SAN DIEGO--(BUSINESS WIRE)--Ignyta, Inc. (Nasdaq: RXDX), a biotechnology company focused on precision medicine in oncology, today announced its first disclosed preclinical data on RXDX-106—its potent, selective, type II pseudo-irreversible inhibitor of TYRO3, AXL and MER (or TAM) and c-MET—will be presented at the 2016 EORTC-NCI-AACR (ENA) Molecular Targets and Cancer Therapeutics Symposium in Munich, Germany, highlighting both the immuno-oncology and targeted therapeutic activity of this novel agent. Additionally, the company will present data on multiple compounds in clinical development from its robust pipeline of molecularly targeted oncology therapies, including entrectinib—an orally available, CNS-penetrant tyrosine kinase inhibitor targeting tumors that harbor TRK, ROS1 or ALK fusions—and RXDX-105—a VEGFR-sparing, potent RET inhibitor.
“We are pleased to introduce preclinical data on RXDX-106 at ENA alongside our promising clinical data for entrectinib and RXDX-105,” said Jonathan Lim, M.D., Chairman and CEO of Ignyta. “RXDX-106 is an intriguing, novel agent that may offer a dual mechanism by potentiating the immune system, while also providing selective activity against key molecular targets involved in both primary oncogenesis and resistance.”
In the presented preclinical data on RXDX-106, researchers demonstrated that the agent is a potent and selective inhibitor of TAM and c-MET, and inhibited TAM-mediated and c-MET-mediated tumor growth in vivo. Additionally, researchers demonstrated, via in vitro and in vivo studies, that RXDX-106, as a single agent, appears to release the molecular brakes on immune activation in macrophages, NK cells, and T cells, resulting in the repolarization of the immune response to elicit an anti-tumor effect. Furthermore, emerging in vivo combination data suggest that RXDX-106 potentiates the activity of anti-PD-1 and anti-CTLA-4 agents. These data further support the continued evaluation of RXDX-106 in both a preclinical and clinical setting (Abstract number 73, Poster number P044; Abstract number 65, Poster number P036).

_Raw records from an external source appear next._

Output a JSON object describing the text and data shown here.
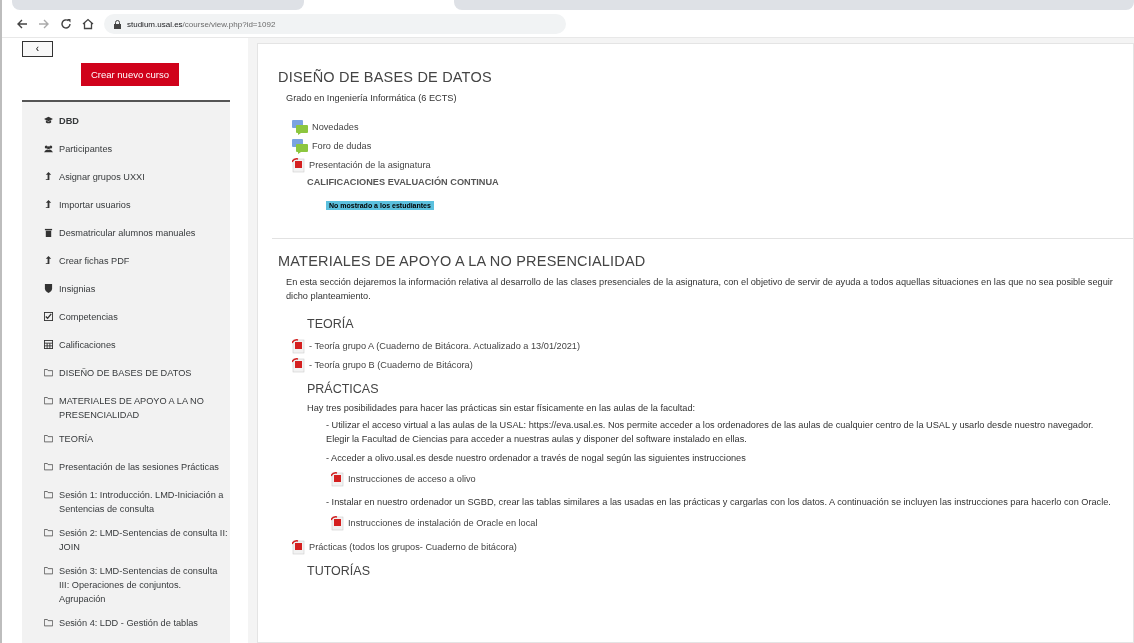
{
  "browser": {
    "url_host": "studium.usal.es",
    "url_path": "/course/view.php?id=1092"
  },
  "drawer_toggle": "‹",
  "create_button": "Crear nuevo curso",
  "sidebar": {
    "items": [
      {
        "kind": "course",
        "label": "DBD",
        "bold": true
      },
      {
        "kind": "users",
        "label": "Participantes",
        "bold": false
      },
      {
        "kind": "upload",
        "label": "Asignar grupos UXXI",
        "bold": false
      },
      {
        "kind": "upload",
        "label": "Importar usuarios",
        "bold": false
      },
      {
        "kind": "trash",
        "label": "Desmatricular alumnos manuales",
        "bold": false
      },
      {
        "kind": "upload",
        "label": "Crear fichas PDF",
        "bold": false
      },
      {
        "kind": "shield",
        "label": "Insignias",
        "bold": false
      },
      {
        "kind": "check",
        "label": "Competencias",
        "bold": false
      },
      {
        "kind": "table",
        "label": "Calificaciones",
        "bold": false
      },
      {
        "kind": "folder",
        "label": "DISEÑO DE BASES DE DATOS",
        "bold": false
      },
      {
        "kind": "folder",
        "label": "MATERIALES DE APOYO A LA NO PRESENCIALIDAD",
        "bold": false
      },
      {
        "kind": "folder",
        "label": "TEORÍA",
        "bold": false
      },
      {
        "kind": "folder",
        "label": "Presentación de las sesiones Prácticas",
        "bold": false
      },
      {
        "kind": "folder",
        "label": "Sesión 1: Introducción. LMD-Iniciación a Sentencias de consulta",
        "bold": false
      },
      {
        "kind": "folder",
        "label": "Sesión 2: LMD-Sentencias de consulta II: JOIN",
        "bold": false
      },
      {
        "kind": "folder",
        "label": "Sesión 3: LMD-Sentencias de consulta III: Operaciones de conjuntos. Agrupación",
        "bold": false
      },
      {
        "kind": "folder",
        "label": "Sesión 4: LDD - Gestión de tablas",
        "bold": false
      }
    ]
  },
  "sections": [
    {
      "title": "DISEÑO DE BASES DE DATOS",
      "blocks": [
        {
          "kind": "summary",
          "text": "Grado en Ingeniería Informática (6 ECTS)"
        },
        {
          "kind": "forum",
          "text": "Novedades"
        },
        {
          "kind": "forum",
          "text": "Foro de dudas"
        },
        {
          "kind": "pdf",
          "text": "Presentación de la asignatura"
        },
        {
          "kind": "label",
          "text": "CALIFICACIONES EVALUACIÓN CONTINUA"
        },
        {
          "kind": "badge",
          "text": "No mostrado a los estudiantes"
        }
      ]
    },
    {
      "title": "MATERIALES DE APOYO A LA NO PRESENCIALIDAD",
      "blocks": [
        {
          "kind": "summary",
          "text": "En esta sección dejaremos la información relativa al desarrollo de las clases presenciales de la asignatura, con el objetivo de servir de ayuda a todos aquellas situaciones en las que no sea posible seguir dicho planteamiento."
        },
        {
          "kind": "subheading",
          "text": "TEORÍA"
        },
        {
          "kind": "pdf",
          "text": "- Teoría grupo A (Cuaderno de Bitácora. Actualizado a 13/01/2021)"
        },
        {
          "kind": "pdf",
          "text": "- Teoría grupo B (Cuaderno de Bitácora)"
        },
        {
          "kind": "subheading",
          "text": "PRÁCTICAS"
        },
        {
          "kind": "text",
          "text": "Hay tres posibilidades para hacer las prácticas sin estar físicamente en las aulas de la facultad:"
        },
        {
          "kind": "option",
          "text": "- Utilizar el acceso virtual a las aulas de la USAL: https://eva.usal.es. Nos permite acceder a los ordenadores de las aulas de cualquier centro de la USAL y usarlo desde nuestro navegador. Elegir la Facultad de Ciencias para acceder a nuestras aulas y disponer del software instalado en ellas."
        },
        {
          "kind": "option",
          "text": "- Acceder a olivo.usal.es desde nuestro ordenador a través de nogal según las siguientes instrucciones",
          "children": [
            {
              "kind": "pdf",
              "text": "Instrucciones de acceso a olivo"
            }
          ]
        },
        {
          "kind": "option",
          "text": "- Instalar en nuestro ordenador un SGBD, crear las tablas similares a las usadas en las prácticas y cargarlas con los datos. A continuación se incluyen las instrucciones para hacerlo con Oracle.",
          "children": [
            {
              "kind": "pdf",
              "text": "Instrucciones de instalación de Oracle en local"
            }
          ]
        },
        {
          "kind": "pdf",
          "text": "Prácticas (todos los grupos- Cuaderno de bitácora)"
        },
        {
          "kind": "subheading",
          "text": "TUTORÍAS"
        }
      ]
    }
  ]
}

Also presented as part of this poster session were preclinical data on RXDX-105 demonstrating significant anti-tumor activity in models harboring RET fusions (Abstract number 85, Poster number P056), as well as preclinical data on entrectinib showing potent anti-tumor activity in multiple different tumor model systems driven by NTRK1/2/3, ROS1 and ALK fusions, regardless of the fusion partners or the tumor tissue of origin (Abstract number 78, Poster number P049). Additional clinical data on RXDX-105 and entrectinib will be presented later in the week at ENA.
About Ignyta, Inc.
Blazing a New Future for Patients with Cancer™
At Ignyta, we work tirelessly on behalf of patients with cancer to offer potentially life-saving, precisely targeted therapeutics (Rx) guided by companion diagnostic (Dx) tests. Our integrated Rx/Dx strategy allows us to enter uncharted territory, illuminating the molecular drivers of cancer and quickly advancing treatments to address them. This approach embraces even those patients with the rarest cancers, who have the highest unmet need and who may otherwise not have access to effective treatment options. With our pipeline of potentially first-in-class and best-in-class precision medicines, we are pursuing the ultimate goal of not just shrinking tumors, but eradicating cancer relapse and recurrence in precisely defined patient populations.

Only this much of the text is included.